Check out our full review of the Pebble smart watch.
Are you ready to be inundated with smart watches? You better be. Apple, Samsung, LG and Google are all currently linked with building such a device, and should they all go on sale, you can bet many other manufacturers will soon follow. The thing is, smart watches – the name given to a wrist watch which connects to your smartphone via Bluetooth – are not a new concept. There are probably more examples than you imagine, but the reason they’ve never caught on has little to do with functionality, and everything to do with the fact they’re almost universally ugly. Seriously, they’re hideous.
Wearable technology, a phrase were going to hear a lot this year, is a very different buying proposition than tech you don’t wear. It’s no longer something which is hidden away, left at home, or something where function matters over form. It’s a device we’re placing on our bodies and thus is in the public eye. Like it or not, wearable tech is as much a fashion statement as it is a boost to our geeky credentials. The watch itself has shifted from being an item of necessity to a piece of jewelry, where the massive faces hold back a shirt sleeve so it can be seen by everyone. To make the most of a smart watch, it’s going to have to be worn all the time, and who’s going to do that if it makes them look bloody stupid?
Smart watches are interactive, which means we’ll always be pawing at them, so it’s inevitable attention will be drawn not only to the design, but also how we look when we’re operating it. In our geek minds, prodding at a tiny screen on our wrist makes us look sci-fi cool, but in reality, we’ll look the same as people tapping out a few quick sums on a calculator watch in 1983. Do we need to remind you that wasn’t a good look?
Ugly stick at the ready?
Time (sorry) for some examples. Back in 2009, LG released the GD910 watch phone with the optimistic tagline, “Wear the future on your wrist!” The design, with its black strap and chrome face bezel, is quite subtle. In most pictures it looks perfectly acceptable.

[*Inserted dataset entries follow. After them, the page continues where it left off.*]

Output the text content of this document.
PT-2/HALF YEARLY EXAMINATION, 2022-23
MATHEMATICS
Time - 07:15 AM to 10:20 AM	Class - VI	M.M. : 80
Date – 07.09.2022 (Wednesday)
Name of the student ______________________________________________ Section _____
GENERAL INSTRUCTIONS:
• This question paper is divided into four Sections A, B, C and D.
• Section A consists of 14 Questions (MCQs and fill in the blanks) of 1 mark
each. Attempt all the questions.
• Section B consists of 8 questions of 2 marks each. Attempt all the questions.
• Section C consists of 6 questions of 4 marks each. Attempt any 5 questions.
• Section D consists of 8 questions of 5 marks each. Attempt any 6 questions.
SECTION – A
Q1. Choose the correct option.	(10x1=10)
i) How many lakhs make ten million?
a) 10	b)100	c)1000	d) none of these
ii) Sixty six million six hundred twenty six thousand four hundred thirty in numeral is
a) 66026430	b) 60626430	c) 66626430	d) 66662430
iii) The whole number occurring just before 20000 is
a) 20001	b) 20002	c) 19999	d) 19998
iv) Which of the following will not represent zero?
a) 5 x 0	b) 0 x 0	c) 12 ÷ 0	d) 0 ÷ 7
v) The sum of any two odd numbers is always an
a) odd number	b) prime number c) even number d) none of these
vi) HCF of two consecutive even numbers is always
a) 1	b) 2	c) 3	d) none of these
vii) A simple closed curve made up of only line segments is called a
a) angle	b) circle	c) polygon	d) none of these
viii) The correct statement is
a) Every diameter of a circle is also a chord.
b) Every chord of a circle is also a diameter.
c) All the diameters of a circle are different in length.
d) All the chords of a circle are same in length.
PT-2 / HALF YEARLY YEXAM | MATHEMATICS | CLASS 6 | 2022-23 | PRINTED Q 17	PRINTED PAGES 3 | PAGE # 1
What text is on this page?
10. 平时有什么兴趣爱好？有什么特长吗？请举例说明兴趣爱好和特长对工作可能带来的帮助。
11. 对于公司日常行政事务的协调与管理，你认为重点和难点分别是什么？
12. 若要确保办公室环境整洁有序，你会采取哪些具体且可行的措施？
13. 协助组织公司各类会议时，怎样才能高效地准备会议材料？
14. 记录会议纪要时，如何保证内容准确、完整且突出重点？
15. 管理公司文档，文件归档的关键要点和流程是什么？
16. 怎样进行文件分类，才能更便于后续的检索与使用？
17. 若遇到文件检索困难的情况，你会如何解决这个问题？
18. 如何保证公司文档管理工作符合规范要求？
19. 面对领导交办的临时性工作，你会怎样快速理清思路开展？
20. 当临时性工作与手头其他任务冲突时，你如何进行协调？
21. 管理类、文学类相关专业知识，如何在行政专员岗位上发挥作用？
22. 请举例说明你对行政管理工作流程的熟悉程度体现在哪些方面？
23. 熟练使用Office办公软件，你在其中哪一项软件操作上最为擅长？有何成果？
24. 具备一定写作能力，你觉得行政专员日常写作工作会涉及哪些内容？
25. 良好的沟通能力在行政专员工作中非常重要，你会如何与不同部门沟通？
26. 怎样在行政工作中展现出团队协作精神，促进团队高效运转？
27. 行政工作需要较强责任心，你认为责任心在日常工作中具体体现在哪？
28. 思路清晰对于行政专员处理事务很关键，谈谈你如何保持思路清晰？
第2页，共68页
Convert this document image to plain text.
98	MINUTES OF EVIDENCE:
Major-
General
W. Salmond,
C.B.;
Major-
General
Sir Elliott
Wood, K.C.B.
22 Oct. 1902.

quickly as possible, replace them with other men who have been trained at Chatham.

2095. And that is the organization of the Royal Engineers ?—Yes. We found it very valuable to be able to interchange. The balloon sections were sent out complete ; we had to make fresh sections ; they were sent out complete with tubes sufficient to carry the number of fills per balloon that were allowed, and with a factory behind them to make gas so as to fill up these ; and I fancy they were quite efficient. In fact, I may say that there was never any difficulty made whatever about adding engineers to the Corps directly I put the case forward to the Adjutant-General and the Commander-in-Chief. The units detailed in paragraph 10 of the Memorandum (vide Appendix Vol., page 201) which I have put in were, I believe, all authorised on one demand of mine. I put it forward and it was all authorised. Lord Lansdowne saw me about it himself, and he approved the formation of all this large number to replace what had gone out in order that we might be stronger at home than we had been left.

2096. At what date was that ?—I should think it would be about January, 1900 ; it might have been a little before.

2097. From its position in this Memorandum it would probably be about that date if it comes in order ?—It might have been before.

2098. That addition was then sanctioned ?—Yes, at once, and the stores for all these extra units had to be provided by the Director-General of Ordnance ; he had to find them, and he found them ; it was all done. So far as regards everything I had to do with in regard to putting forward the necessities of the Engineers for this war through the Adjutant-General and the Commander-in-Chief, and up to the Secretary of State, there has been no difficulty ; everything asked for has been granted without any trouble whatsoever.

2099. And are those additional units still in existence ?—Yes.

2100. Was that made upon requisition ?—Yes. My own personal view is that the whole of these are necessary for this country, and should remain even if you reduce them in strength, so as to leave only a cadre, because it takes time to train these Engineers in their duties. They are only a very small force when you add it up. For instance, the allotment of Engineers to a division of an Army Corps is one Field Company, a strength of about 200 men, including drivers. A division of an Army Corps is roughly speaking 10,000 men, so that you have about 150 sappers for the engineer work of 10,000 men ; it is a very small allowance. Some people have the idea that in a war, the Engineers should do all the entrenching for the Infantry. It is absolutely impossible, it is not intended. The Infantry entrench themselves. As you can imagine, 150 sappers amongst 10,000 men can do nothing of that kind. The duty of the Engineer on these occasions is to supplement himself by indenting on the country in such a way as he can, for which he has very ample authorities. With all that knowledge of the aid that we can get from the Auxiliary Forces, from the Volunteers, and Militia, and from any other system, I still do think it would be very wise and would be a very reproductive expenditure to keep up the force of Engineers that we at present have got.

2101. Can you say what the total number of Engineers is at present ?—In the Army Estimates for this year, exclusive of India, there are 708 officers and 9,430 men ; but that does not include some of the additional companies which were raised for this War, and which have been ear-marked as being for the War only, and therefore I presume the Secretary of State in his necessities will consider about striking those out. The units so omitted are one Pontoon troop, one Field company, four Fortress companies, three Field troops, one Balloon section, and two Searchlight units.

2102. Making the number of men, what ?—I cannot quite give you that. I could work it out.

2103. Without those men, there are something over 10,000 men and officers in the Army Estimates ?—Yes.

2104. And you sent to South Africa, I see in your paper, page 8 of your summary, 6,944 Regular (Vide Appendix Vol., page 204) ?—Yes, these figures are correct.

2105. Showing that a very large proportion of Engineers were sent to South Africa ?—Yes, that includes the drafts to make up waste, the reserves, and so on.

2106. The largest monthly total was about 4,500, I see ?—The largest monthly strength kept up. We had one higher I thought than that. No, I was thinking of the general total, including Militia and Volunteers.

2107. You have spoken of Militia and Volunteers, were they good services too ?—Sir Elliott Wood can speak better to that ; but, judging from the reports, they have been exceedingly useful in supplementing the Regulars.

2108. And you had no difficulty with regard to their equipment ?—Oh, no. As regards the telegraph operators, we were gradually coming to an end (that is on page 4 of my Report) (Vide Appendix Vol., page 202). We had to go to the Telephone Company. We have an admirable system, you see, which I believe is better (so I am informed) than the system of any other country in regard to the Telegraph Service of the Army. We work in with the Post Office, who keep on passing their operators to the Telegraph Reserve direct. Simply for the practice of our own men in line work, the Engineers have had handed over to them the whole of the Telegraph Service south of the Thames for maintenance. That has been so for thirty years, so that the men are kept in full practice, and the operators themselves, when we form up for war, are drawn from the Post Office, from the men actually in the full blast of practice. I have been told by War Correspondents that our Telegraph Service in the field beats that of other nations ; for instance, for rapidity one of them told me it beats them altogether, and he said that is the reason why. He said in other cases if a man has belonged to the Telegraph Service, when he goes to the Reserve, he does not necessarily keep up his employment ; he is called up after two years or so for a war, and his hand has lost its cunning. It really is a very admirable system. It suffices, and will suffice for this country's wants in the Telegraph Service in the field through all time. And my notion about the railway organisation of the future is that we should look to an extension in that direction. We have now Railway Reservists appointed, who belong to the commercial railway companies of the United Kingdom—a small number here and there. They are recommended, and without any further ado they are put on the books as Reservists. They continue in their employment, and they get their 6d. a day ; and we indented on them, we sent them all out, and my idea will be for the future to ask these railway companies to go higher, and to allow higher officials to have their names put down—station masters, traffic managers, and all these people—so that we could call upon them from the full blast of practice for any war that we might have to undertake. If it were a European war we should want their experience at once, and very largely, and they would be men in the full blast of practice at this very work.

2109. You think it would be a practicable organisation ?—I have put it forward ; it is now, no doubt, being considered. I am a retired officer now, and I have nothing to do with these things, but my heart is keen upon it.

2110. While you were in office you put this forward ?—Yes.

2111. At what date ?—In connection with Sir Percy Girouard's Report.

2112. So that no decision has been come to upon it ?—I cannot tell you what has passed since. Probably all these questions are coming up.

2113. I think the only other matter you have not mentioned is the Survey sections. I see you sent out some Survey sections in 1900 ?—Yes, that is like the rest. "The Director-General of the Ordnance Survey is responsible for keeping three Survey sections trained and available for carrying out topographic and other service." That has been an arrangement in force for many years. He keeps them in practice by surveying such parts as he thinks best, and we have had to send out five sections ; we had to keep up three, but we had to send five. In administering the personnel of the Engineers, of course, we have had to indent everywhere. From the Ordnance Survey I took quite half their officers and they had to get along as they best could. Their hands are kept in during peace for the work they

Until that is, you see an image of someone wearing the GD910. Aside from it looking absolutely massive, anyone using it just looks uncomfortable and worse, damn silly.
However, the GD910 looks like a style icon next to the sWaP (that’s Smart Watch and Phone) Rebel, which measures 47mm across and 17mm deep. As a comparison, a sixth-gen iPod Nano is 40mm wide and only 9mm thick. It’s so hideous, there is only one picture of it attached to a person, something presumably done under duress.
Now, neither the LG or the sWaP Rebel are particularly new, so it’s reasonable to think the industry has something more attractive for us in 2013. Wrong. Toshiba had a concept smart watch on display at CES in January, and if it’s an example of where the tech is heading, things are no better than they were in 2009. From the mismatched proportions to a bezel so big it would look at home on a shelf with a picture of your dog inside, it truly puts the horror in horology.
Aha, say the Kickstarter masses, but what about the Pebble? While its exciting technology and comprehensive features makes the Pebble attractive, the design is sub-Swatch at best, and it’s still really bulky. It’s headed in the right direction, but as an everyday wearable prospect, it’s still not quite there.
Will Apple save us? Maybe not…
The trouble with all these examples is they haven’t innovated beyond mixing a traditional watch design with smartphone connectivity. There’s nothing clever or interesting about the designs, and as far as my male eye can see, none probably appeal to women either. If a smart watch is going to be successful – that means selling millions, not thousands – it has to gain its own identity, not just take on aspects of a watch and smartphone, and become desirable to both sexes, regardless of whether they want it as a cool gadget or a fashion accessory.
It’s a huge ask, and to get the formula just right may require technology which has yet to reach the market, such as flexible screens and components. Plastic Logic has the right idea with its smart watch design concept – a device with a color, 1mm thick e-paper screen which wraps around your wrist. However, at the moment there’s nowhere to put all the internal workings, so there’s a bundle of wires and circuit boards hanging off the back.
The temptation is to say if anyone can bring us a smart watch we’ll all want to wear, it’s Apple; but Google could have the jump on the iPhone manufacturer this time around, thanks to the work it has put in on Google Glass. Wearable technology excites us immensely, but gadgets and fashion have always been uneasy bedfellows. We’re not convinced the relationship can take the strain of yet another unpleasant smart watch that no-one wants to wear.